Seit letztem Jahr Februar hat mein Sohn plötzlich begonnen mit dem linken Auge nach innen zu schielen. Zunächst mussten wir warten bis wir einen Termin in der Sehschule hatten. Dort verordnete ihm die Orthoptistin eine Brille. Die Orthoptistin sagte mir, dass er schielt, sobald er im Nahbereich fokussiert. Das würde bei sehr vielen Kindern in dem Alter auftreten und bei guter Behandlung würde sich das "verwachsen". Durch die Brille würde es deutlich besser, er schielen seltener und auch nicht mehr so schlimm.
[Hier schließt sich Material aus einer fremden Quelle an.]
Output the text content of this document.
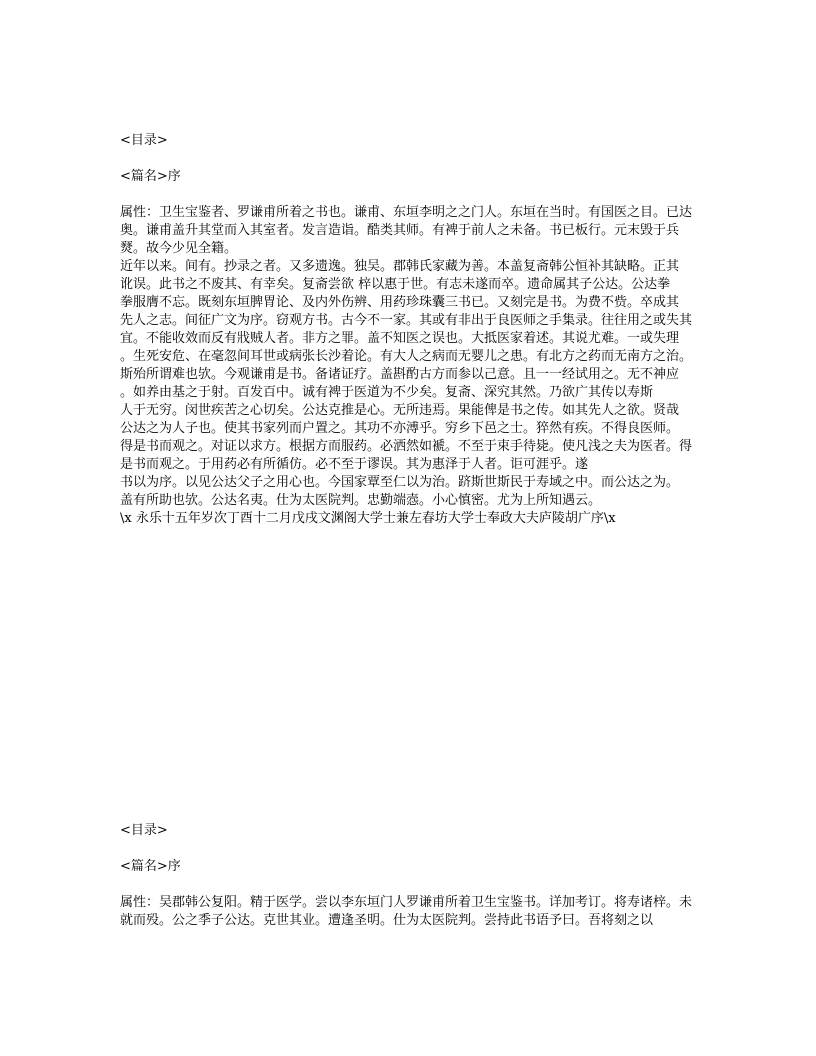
<目录>
<篇名>序
属性：卫生宝鉴者、罗谦甫所着之书也。谦甫、东垣李明之之门人。东垣在当时。有国医之目。已达
奥。谦甫盖升其堂而入其室者。发言造诣。酷类其师。有裨于前人之未备。书已板行。元末毁于兵
燹。故今少见全籍。
近年以来。间有。抄录之者。又多遗逸。独吴。郡韩氏家藏为善。本盖复斋韩公恒补其缺略。正其
讹误。此书之不废其、有幸矣。复斋尝欲 梓以惠于世。有志未遂而卒。遗命属其子公达。公达拳
拳服膺不忘。既刻东垣脾胃论、及内外伤辨、用药珍珠囊三书已。又刻完是书。为费不赀。卒成其
先人之志。间征广文为序。窃观方书。古今不一家。其或有非出于良医师之手集录。往往用之或失其
宜。不能收效而反有戕贼人者。非方之罪。盖不知医之误也。大抵医家着述。其说尤难。一或失理
。生死安危、在毫忽间耳世或病张长沙着论。有大人之病而无婴儿之患。有北方之药而无南方之治。
斯殆所谓难也欤。今观谦甫是书。备诸证疗。盖斟酌古方而参以己意。且一一经试用之。无不神应
。如养由基之于射。百发百中。诚有裨于医道为不少矣。复斋、深究其然。乃欲广其传以寿斯
人于无穷。闵世疾苦之心切矣。公达克推是心。无所违焉。果能俾是书之传。如其先人之欲。贤哉
公达之为人子也。使其书家列而户置之。其功不亦溥乎。穷乡下邑之士。猝然有疾。不得良医师。
得是书而观之。对证以求方。根据方而服药。必洒然如褫。不至于束手待毙。使凡浅之夫为医者。得
是书而观之。于用药必有所循仿。必不至于谬误。其为惠泽于人者。讵可涯乎。遂
书以为序。以见公达父子之用心也。今国家覃至仁以为治。跻斯世斯民于寿域之中。而公达之为。
盖有所助也欤。公达名夷。仕为太医院判。忠勤端悫。小心慎密。尤为上所知遇云。
\x 永乐十五年岁次丁酉十二月戊戌文渊阁大学士兼左春坊大学士奉政大夫庐陵胡广序\x
<目录>
<篇名>序
属性：吴郡韩公复阳。精于医学。尝以李东垣门人罗谦甫所着卫生宝鉴书。详加考订。将寿诸梓。未
就而殁。公之季子公达。克世其业。遭逢圣明。仕为太医院判。尝持此书语予曰。吾将刻之以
Bei der Kontrolle nach 3 Monaten hat er nicht mehr sehr gut mitgearbeitet und ihm wurde dann eine Schwachsichtigkeit auf dem linken Auge diagnostiziert. Das Auge wäre durch die Brille wohl "faul" geworden. Somit haben wir dann das Abkleben des rechten Auges gewonnen für 4h/Tag. Erst dachte ich, dass es durch die starke Schwachsichtigkeit schlimm werden würde mit dem Augenplaster, war aber nicht so. Seine Sicht schien durch das Pflaster überhaupt nicht beeinträchtigt - hat problemlos gepuzzelt oder seine Spardoseit mit Münzen gefüllt. Kurz darauf fing er an mit dem rechten Auge ebenfalls zu schielen. Auf Nachfrage sagte mir die Orthoptistin, dass dies eine gutes Zeichen sei, dass die Okklusionstherapie anschlägt. Hab ich so angenommen. Nach kurzer Zeit war es wieder weg. nach 3 Monaten Therapie sagte die Othoptistin, dass sich die Schwachsichtigkeit deutlich gebessert hat - er machte diesmal auch besser mit. Ich schilderte ihr meinen Eindruck, dass er gar nicht schlechter gesehen hat, aber die Augenpflaster blieben. Eine generelle Verbesserung kann ich nach 8 Monaten Okklusionstherapie noch nicht erkennen.
Jetzt, nach 8 Monaten habe ich den Eindruck, dass das rechte Auge hin und wieder etwas schielt. Woran kann das liegen? Ist es wieder ein gutes Zeichen?